Friday, December 19, 2014

Ida (2014)

Agata Trzebuchowska gives a remarkable performance in "Ida."
Polish filmmaker Pawel Pawlikowski’s “Ida,” won top honors during its European run and was an Oscar nominee for best foreign film in 2013. Its US release didn’t come until this year and now the movie—an austere, mesmerizing coming of age story about a sheltered young woman discovering haunting secrets about her past—is justifiably appearing on the best ten lists of many critics and fans alike.

Agata Trzebuchowska is remarkable in the lead role as Anna, a young nun living in Poland during the 1960s. Nearing the day to take her vows, the superior sends Anna away to finally meet her aunt and only living relative. Both of her parents died during the war and Anna grew up as an orphan.

Anna meets her aunt, Wanda Gruz (Agata Kulesza, in a brave and devastating performance), a former respected judge and prosecuter, turned world-weary and bitterly cynical, chain-smoking and regularly dousing her demons with hard liquor.

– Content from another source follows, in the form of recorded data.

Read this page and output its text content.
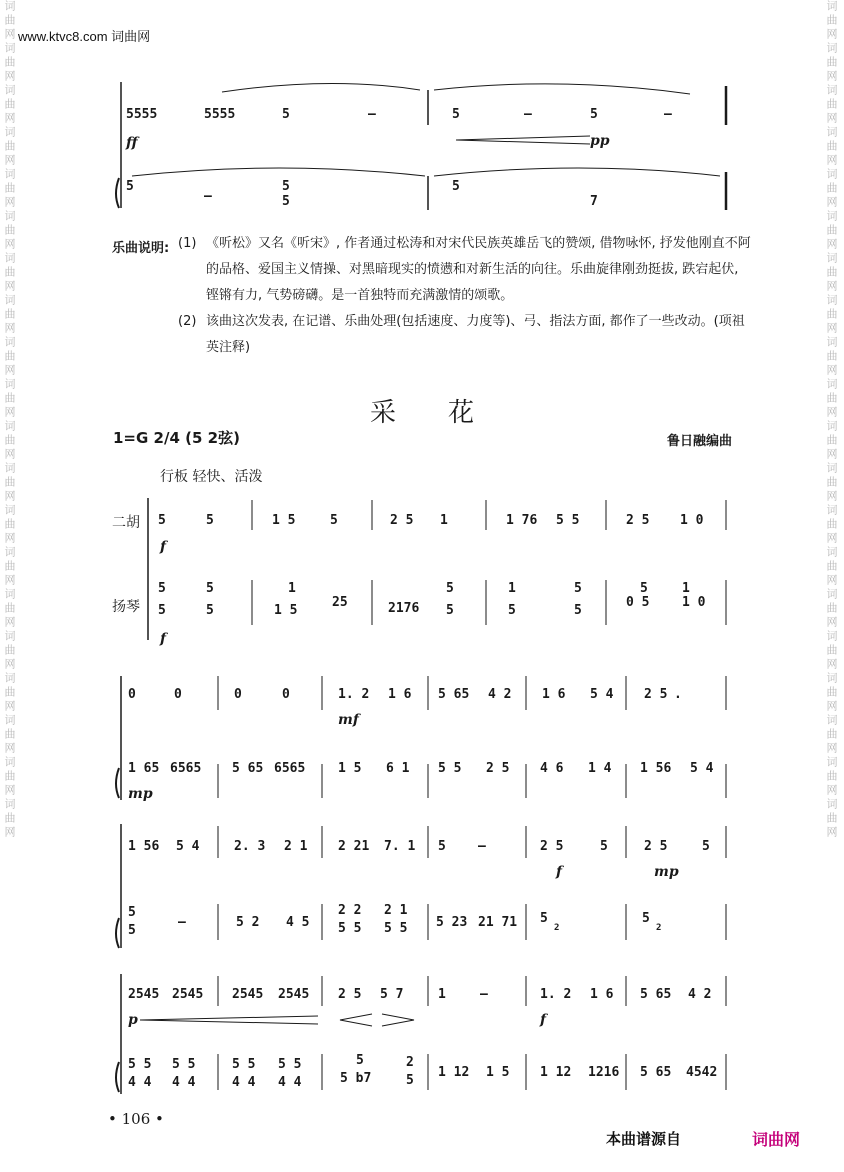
www.ktvc8.com 词曲网
词曲网词曲网词曲网词曲网词曲网词曲网词曲网词曲网词曲网词曲网词曲网词曲网词曲网词曲网词曲网词曲网词曲网词曲网词曲网词曲网	词曲网词曲网词曲网词曲网词曲网词曲网词曲网词曲网词曲网词曲网词曲网词曲网词曲网词曲网词曲网词曲网词曲网词曲网词曲网词曲网
5555	5555	5	–	5	–	5	–
ff	pp
5
–
5
5
5
7
5	5	1 5	5	2 5 1	1 76 5 5	2 5 1 0
f
5	5	1	5
2176
1	5	5	1
5	5	1 5
25
5	5	5
0 5	1 0
f
0	0	0	0	1. 2 1 6 5 65 4 2 1 6 5 4 2 5 .
mf
1 65 6565 5 65 6565	1 5 6 1 5 5 2 5 4 6 1 4 1 56 5 4
mp
1 56 5 4	2. 3 2 1 2 21 7. 1 5 –	2 5	5	2 5	5
f	mp
5
5
–	5 2 4 5
2 2 2 1
5 5 5 5 5 23 21 71 5
2
5
2
2545 2545 2545 2545 2 5 5 7	1	–	1. 2 1 6 5 65 4 2
p	f
5 5 5 5	5 5 5 5	5	2
1 12 1 5 1 12 1216 5 65 4542
4 4 4 4	4 4 4 4	5 b7	5
乐曲说明: (1) 《听松》又名《听宋》, 作者通过松涛和对宋代民族英雄岳飞的赞颂, 借物咏怀, 抒发他刚直不阿
的品格、爱国主义情操、对黑暗现实的愤懑和对新生活的向往。乐曲旋律刚劲挺拔, 跌宕起伏,
铿锵有力, 气势磅礴。是一首独特而充满激情的颂歌。
(2) 该曲这次发表, 在记谱、乐曲处理(包括速度、力度等)、弓、指法方面, 都作了一些改动。(项祖
英注释)
采花
1=G 2/4 (5 2弦)	鲁日融编曲
行板 轻快、活泼
二胡
扬琴
• 106 •
本曲谱源自	词曲网
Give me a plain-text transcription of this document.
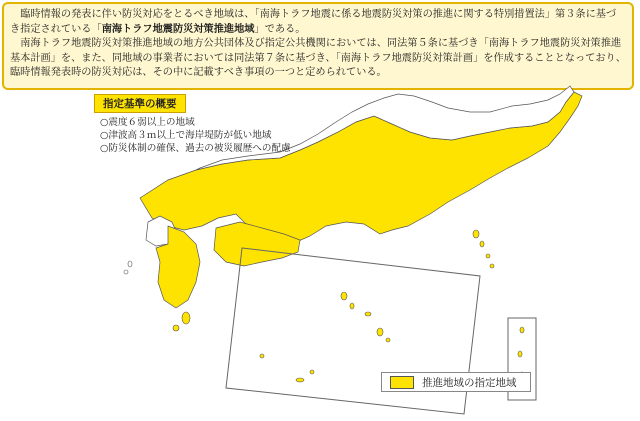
臨時情報の発表に伴い防災対応をとるべき地域は、「南海トラフ地震に係る地震防災対策の推進に関する特別措置法」第３条に基づき指定されている「南海トラフ地震防災対策推進地域」である。

南海トラフ地震防災対策推進地域の地方公共団体及び指定公共機関においては、同法第５条に基づき「南海トラフ地震防災対策推進基本計画」を、また、同地域の事業者においては同法第７条に基づき、「南海トラフ地震防災対策計画」を作成することとなっており、臨時情報発表時の防災対応は、その中に記載すべき事項の一つと定められている。

指定基準の概要
○震度６弱以上の地域
○津波高３ｍ以上で海岸堤防が低い地域
○防災体制の確保、過去の被災履歴への配慮
推進地域の指定地域
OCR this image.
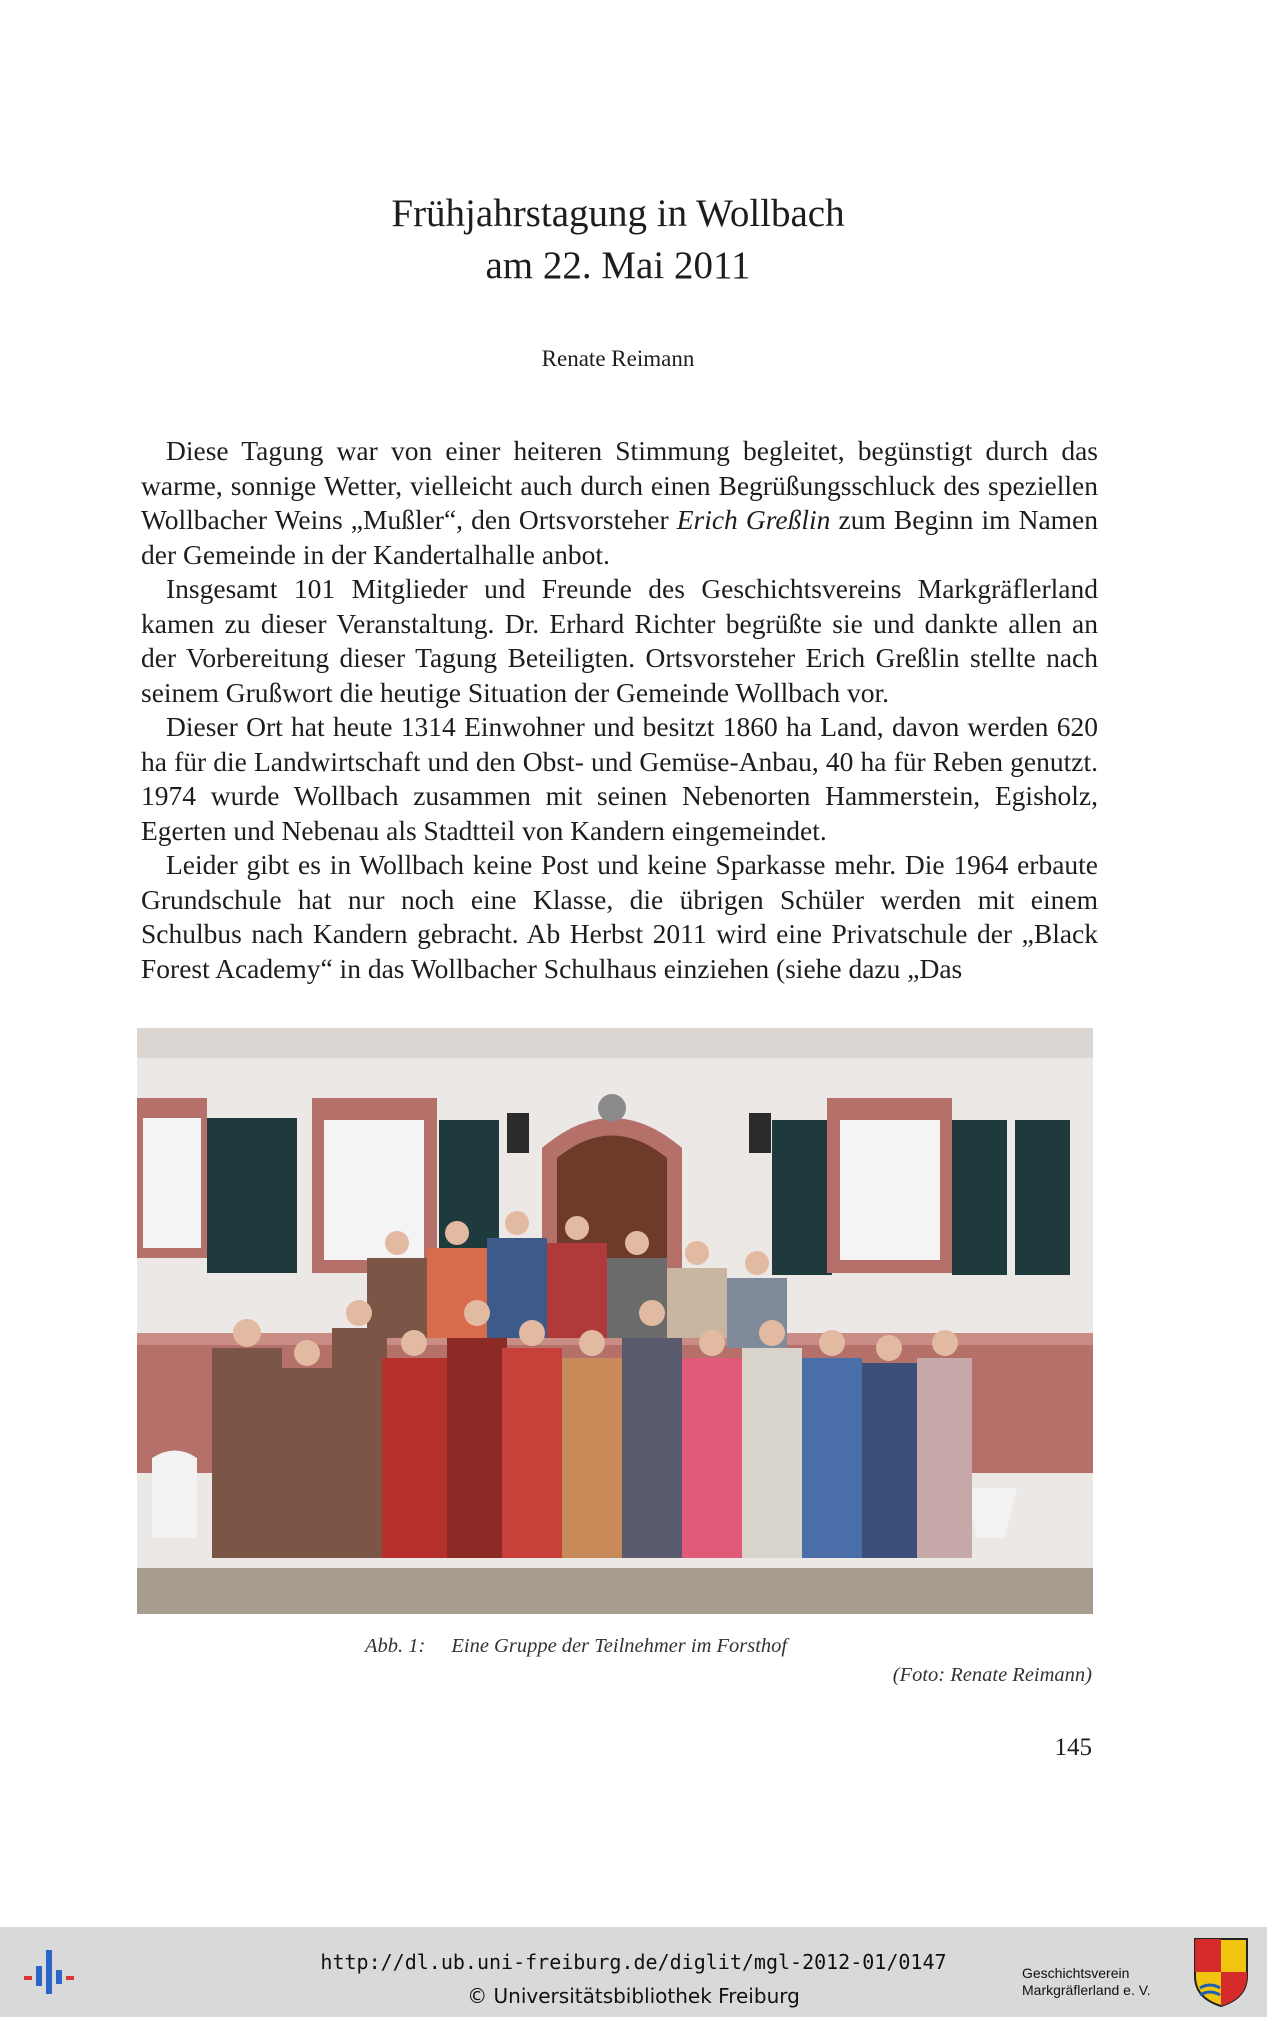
Frühjahrstagung in Wollbach
am 22. Mai 2011
Renate Reimann

Diese Tagung war von einer heiteren Stimmung begleitet, begünstigt durch das warme, sonnige Wetter, vielleicht auch durch einen Begrüßungsschluck des speziellen Wollbacher Weins „Mußler“, den Ortsvorsteher Erich Greßlin zum Beginn im Namen der Gemeinde in der Kandertalhalle anbot.

Insgesamt 101 Mitglieder und Freunde des Geschichtsvereins Markgräflerland kamen zu dieser Veranstaltung. Dr. Erhard Richter begrüßte sie und dankte allen an der Vorbereitung dieser Tagung Beteiligten. Ortsvorsteher Erich Greßlin stellte nach seinem Grußwort die heutige Situation der Gemeinde Wollbach vor.

Dieser Ort hat heute 1314 Einwohner und besitzt 1860 ha Land, davon werden 620 ha für die Landwirtschaft und den Obst- und Gemüse-Anbau, 40 ha für Reben genutzt. 1974 wurde Wollbach zusammen mit seinen Nebenorten Hammerstein, Egisholz, Egerten und Nebenau als Stadtteil von Kandern eingemeindet.

Leider gibt es in Wollbach keine Post und keine Sparkasse mehr. Die 1964 erbaute Grundschule hat nur noch eine Klasse, die übrigen Schüler werden mit einem Schulbus nach Kandern gebracht. Ab Herbst 2011 wird eine Privatschule der „Black Forest Academy“ in das Wollbacher Schulhaus einziehen (siehe dazu „Das

Abb. 1: Eine Gruppe der Teilnehmer im Forsthof
(Foto: Renate Reimann)
145
http://dl.ub.uni-freiburg.de/diglit/mgl-2012-01/0147
© Universitätsbibliothek Freiburg
Geschichtsverein
Markgräflerland e. V.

Wanda reveals that Anna’s real name is Ida, that her parents were murdered during the war, and that despite living at a Catholic convent as a nun, she is actually Jewish.

The two women begin a journey to find the remains of Anna’s parents, so that they can be brought elsewhere to a proper grave. The pursuit is cold and emotionally painful, across a desolate, snow-covered Poland, made more effective by Pawlikowski’s brilliant use of black and white photography.

The differences between the spiritual Anna and the faithless Wanda are stark, but the grave circumstances bring them closer. In Anna, Wanda sees signs of the sister she misses and is comforted; in Wanda, Anna sees a glimpse of the family she never knew.

Along the way, dark secrets are uncovered. Anna meets the man who first gave her parents sanctuary during the war before murdering them, perhaps because the Nazis were closing in; he is old, frail and hospital-bound, with sins having seemingly caught up to him.

An exuberant adventure begins when Anna befriends a handsome young musician, a fascination that leads to a subtle, yet surprising twist that questions her convictions and celebrates her awareness. “You have no idea the effect you have,” he tells her. The scene when Anna, in private, quietly removes her headdress and reveals the beautiful young woman underneath plays like a wonderful moment of self-discovery.

The power of the film lies in Trzebuchowska’s great performance and Pawlikowski’s stirring imagery. The director photographs with long shots to emphasize deep pools of space, giving the impression that his characters are isolated in a world full of ghosts and suffering.  Sometimes the camera is positioned away from them, as if unable to bear the look on their anguished faces. Amidst this solemnity is Anna, praying that the long-buried evils of the past do not destroy her faith in the future.